The Navajo, the largest tribe in the United States, have expanded the scheme of four mountains to cover an enormous area, extending from the San Francisco Peaks of Arizona in the west to the Sangre de Cristo Range of Colorado and New Mexico to the east. According to various versions of their creation myth, when first Man and First Woman emerged from a hole in the earth, they brought with them the soil of the sacred peaks that had given light to the worlds lying beneath ours. With this soil they fashioned the sacred mountains of the four directions, along with two or three others, depending on the version of the myth.
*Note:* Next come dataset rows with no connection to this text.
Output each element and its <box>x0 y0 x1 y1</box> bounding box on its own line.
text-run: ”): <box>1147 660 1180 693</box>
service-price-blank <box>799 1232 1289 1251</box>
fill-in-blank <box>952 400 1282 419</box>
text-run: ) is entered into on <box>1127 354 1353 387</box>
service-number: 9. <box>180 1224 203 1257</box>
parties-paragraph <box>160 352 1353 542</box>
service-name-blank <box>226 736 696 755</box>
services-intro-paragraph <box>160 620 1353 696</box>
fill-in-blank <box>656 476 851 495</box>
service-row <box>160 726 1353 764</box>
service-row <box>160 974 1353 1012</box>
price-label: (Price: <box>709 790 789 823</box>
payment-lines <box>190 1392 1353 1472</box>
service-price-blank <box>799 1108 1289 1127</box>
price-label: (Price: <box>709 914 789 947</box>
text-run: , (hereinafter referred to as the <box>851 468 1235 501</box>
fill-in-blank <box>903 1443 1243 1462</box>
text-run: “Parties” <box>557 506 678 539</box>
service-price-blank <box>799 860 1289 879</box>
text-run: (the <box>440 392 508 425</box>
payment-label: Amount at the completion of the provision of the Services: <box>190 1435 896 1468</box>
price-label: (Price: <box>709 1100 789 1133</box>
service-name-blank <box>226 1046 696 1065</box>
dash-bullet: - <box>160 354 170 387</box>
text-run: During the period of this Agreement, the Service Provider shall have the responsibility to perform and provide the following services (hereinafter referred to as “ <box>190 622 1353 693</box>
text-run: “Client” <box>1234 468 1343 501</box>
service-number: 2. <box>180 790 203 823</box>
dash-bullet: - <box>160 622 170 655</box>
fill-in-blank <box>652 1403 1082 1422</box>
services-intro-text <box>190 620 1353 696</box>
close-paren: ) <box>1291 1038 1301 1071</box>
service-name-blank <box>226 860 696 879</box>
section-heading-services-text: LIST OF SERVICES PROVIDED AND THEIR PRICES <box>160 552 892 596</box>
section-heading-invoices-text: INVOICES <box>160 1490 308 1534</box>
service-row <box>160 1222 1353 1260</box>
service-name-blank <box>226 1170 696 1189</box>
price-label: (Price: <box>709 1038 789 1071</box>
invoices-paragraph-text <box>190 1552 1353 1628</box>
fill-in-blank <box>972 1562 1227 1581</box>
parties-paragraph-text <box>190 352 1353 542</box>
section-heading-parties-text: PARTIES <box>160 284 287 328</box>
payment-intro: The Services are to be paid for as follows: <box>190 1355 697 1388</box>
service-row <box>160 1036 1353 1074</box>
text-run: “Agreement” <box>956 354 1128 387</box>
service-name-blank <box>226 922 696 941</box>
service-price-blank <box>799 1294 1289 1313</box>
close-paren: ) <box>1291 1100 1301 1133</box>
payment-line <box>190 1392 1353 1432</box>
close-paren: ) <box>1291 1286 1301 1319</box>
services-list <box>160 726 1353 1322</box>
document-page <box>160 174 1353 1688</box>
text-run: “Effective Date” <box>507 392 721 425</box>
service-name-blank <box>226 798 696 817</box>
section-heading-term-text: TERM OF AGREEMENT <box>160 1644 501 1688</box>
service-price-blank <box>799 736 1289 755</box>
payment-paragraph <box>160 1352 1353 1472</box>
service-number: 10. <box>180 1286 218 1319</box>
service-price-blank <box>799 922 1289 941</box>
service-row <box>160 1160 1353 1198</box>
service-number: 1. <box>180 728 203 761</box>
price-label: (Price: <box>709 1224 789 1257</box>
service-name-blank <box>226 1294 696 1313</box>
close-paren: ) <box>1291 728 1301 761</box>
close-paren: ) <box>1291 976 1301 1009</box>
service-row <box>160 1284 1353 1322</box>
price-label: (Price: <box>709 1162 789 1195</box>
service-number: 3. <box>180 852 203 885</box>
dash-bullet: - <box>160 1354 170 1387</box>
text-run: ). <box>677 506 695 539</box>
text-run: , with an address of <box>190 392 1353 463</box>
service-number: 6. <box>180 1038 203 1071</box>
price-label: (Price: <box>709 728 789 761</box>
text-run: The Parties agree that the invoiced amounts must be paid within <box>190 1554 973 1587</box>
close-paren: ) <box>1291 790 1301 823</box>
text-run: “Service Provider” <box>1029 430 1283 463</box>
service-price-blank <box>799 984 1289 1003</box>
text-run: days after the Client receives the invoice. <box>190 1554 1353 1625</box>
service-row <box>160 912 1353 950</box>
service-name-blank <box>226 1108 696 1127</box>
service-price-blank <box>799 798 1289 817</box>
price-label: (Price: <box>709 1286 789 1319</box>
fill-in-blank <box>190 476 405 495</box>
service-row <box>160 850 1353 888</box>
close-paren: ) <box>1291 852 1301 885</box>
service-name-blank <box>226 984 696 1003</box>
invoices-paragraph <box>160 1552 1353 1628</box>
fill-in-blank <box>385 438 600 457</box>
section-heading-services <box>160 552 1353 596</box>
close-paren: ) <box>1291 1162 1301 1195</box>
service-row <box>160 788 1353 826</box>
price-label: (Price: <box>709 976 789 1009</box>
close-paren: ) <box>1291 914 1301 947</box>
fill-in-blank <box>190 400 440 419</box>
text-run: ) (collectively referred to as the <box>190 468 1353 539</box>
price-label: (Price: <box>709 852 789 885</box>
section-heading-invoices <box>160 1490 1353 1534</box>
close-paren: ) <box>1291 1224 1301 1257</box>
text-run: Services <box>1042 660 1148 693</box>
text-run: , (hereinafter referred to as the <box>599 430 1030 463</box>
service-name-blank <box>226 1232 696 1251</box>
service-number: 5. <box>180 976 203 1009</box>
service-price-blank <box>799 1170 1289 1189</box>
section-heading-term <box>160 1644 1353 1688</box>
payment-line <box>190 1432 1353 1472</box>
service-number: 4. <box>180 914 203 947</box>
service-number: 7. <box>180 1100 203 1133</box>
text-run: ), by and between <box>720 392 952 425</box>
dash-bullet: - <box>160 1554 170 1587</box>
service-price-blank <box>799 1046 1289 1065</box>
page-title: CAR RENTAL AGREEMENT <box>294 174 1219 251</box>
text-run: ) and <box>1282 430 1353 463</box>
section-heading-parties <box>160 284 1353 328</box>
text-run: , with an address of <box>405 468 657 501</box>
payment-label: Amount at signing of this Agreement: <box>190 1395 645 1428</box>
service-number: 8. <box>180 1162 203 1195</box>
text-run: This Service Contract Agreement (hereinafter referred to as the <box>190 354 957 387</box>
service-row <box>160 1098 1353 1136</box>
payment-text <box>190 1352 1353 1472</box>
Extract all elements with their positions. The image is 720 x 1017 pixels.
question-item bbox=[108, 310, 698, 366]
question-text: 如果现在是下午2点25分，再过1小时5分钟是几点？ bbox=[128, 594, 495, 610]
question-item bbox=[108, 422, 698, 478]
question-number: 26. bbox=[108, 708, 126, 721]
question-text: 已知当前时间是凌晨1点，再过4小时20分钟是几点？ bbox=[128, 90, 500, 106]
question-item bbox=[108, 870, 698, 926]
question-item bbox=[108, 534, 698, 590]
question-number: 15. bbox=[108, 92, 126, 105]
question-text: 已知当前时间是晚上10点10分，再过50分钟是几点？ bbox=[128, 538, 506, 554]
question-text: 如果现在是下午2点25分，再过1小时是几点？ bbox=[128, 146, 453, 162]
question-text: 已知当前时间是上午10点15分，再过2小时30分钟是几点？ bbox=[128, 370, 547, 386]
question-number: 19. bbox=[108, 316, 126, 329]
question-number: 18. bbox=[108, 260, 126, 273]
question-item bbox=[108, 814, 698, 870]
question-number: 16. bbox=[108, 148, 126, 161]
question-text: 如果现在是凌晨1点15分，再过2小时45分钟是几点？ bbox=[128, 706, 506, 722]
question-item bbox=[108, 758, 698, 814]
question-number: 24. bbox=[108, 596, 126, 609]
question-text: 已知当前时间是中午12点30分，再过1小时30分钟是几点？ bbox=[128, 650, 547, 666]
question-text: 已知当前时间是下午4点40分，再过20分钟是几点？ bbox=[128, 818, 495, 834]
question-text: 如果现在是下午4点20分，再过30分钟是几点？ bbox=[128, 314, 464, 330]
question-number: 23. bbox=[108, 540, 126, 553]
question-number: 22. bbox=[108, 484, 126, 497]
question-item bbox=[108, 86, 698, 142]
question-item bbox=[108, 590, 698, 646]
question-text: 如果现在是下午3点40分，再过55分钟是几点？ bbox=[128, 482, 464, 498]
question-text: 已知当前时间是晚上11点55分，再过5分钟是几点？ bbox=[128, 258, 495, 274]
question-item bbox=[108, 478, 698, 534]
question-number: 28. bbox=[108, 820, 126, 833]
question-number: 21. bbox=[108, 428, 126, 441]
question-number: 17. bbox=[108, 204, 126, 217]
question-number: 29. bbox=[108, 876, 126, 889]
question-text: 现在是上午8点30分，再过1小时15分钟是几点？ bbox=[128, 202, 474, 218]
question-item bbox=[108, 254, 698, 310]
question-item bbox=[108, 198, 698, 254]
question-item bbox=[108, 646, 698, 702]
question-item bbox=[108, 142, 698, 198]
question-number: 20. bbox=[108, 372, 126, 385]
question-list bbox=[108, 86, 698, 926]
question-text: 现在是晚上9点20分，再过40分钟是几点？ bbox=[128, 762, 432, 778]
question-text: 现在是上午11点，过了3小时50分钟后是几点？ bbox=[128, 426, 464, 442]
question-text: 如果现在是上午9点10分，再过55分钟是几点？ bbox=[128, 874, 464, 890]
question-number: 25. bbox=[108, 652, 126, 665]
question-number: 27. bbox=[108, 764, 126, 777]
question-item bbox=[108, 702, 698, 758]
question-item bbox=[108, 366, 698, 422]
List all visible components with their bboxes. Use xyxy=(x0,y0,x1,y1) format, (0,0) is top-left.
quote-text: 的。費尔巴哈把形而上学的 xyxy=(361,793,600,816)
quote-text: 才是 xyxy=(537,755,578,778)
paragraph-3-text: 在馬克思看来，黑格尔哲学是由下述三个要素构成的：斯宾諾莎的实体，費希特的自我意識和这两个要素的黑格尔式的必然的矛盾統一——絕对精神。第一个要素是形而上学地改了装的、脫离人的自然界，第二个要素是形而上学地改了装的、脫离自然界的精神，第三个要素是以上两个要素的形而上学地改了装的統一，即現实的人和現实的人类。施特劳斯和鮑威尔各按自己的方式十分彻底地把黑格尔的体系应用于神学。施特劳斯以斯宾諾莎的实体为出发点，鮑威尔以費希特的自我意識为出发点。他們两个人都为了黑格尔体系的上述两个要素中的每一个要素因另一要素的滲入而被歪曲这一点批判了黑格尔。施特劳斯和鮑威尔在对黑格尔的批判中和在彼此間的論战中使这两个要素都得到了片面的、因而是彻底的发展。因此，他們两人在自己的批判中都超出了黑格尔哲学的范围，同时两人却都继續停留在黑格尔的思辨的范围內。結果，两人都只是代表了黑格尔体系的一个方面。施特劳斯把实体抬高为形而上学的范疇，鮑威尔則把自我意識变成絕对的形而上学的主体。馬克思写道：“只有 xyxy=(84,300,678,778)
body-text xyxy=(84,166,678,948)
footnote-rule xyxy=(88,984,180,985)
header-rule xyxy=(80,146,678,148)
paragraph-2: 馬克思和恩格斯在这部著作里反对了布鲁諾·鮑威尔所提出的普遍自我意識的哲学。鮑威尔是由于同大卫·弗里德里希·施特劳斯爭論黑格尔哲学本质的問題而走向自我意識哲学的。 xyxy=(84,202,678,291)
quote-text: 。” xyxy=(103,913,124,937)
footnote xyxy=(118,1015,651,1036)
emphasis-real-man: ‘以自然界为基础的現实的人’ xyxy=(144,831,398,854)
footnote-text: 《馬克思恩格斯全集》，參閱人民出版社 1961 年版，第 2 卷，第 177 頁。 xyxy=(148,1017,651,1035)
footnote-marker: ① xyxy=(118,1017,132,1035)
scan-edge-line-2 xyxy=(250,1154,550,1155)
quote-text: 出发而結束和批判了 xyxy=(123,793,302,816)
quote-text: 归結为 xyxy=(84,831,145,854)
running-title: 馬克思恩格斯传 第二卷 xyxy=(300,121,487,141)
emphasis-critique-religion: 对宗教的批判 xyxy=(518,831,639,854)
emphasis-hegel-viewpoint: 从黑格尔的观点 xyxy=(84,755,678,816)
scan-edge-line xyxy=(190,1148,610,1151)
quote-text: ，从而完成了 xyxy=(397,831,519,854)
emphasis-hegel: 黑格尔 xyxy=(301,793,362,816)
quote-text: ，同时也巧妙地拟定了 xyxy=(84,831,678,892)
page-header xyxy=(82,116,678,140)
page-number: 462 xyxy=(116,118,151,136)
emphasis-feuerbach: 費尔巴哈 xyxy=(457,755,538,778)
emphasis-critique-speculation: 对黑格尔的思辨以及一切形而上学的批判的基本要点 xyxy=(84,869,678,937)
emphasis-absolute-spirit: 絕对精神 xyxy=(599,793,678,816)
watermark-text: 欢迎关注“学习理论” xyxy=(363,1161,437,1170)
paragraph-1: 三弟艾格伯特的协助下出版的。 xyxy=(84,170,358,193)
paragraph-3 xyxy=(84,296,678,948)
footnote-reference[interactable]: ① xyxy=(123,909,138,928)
One account describes the creation of the western peak, Doko'o'slid, or the San Francisco Peaks, in the following way:
The mountain of the West, they fastened to the earth with a sunbeam. They adorned it with abalone shell, with black clouds, he-rain, yellow corn, and all sorts of wild animals. They placed a dish of abalone shell on the top, and laid in this two eggs of the Yellow Warbler, covering them with sacred buckskins. Over all they spread a blanket of yellow evening light, and they sent White Corn Boy and Yellow Corn Girl to dwell there.
First Man and First Woman created the mountains of the other three directions in a similar manner, fastening them to the earth with lightning, a flint knife, and a rainbow and spreading over them coverings of white dawn, blue sky, and darkness. Sis Najini, which is identified with Blanca Peak in the Sangre de Cristo Mountains, they placed in the East. Tso Dzil, or Mount Taylor, also in the Sangre de Cristo Range in the South; and Dibe Ntsa, which seems to be Mount Hesperus in the La Plata Range of southern Colorado.
Each mountain has its inner form, a deity or spiritual essence in human shape, who acts as its soul or spirit, imbuing it with a power and intelligence that makes the peak itself a supernatural being. One Navajo with whom I spoke at the college where he teaches used the analogy of an instrument and its music to describe the relationship between the mountain and their indwelling deities: "If you ask a person where music is in a violin and he takes it apart, he will find nothing. In the same way, if we excavate and take apart a sacred mountain, we will also find nothing. But with belief we can find the holy person and his power in the mountain."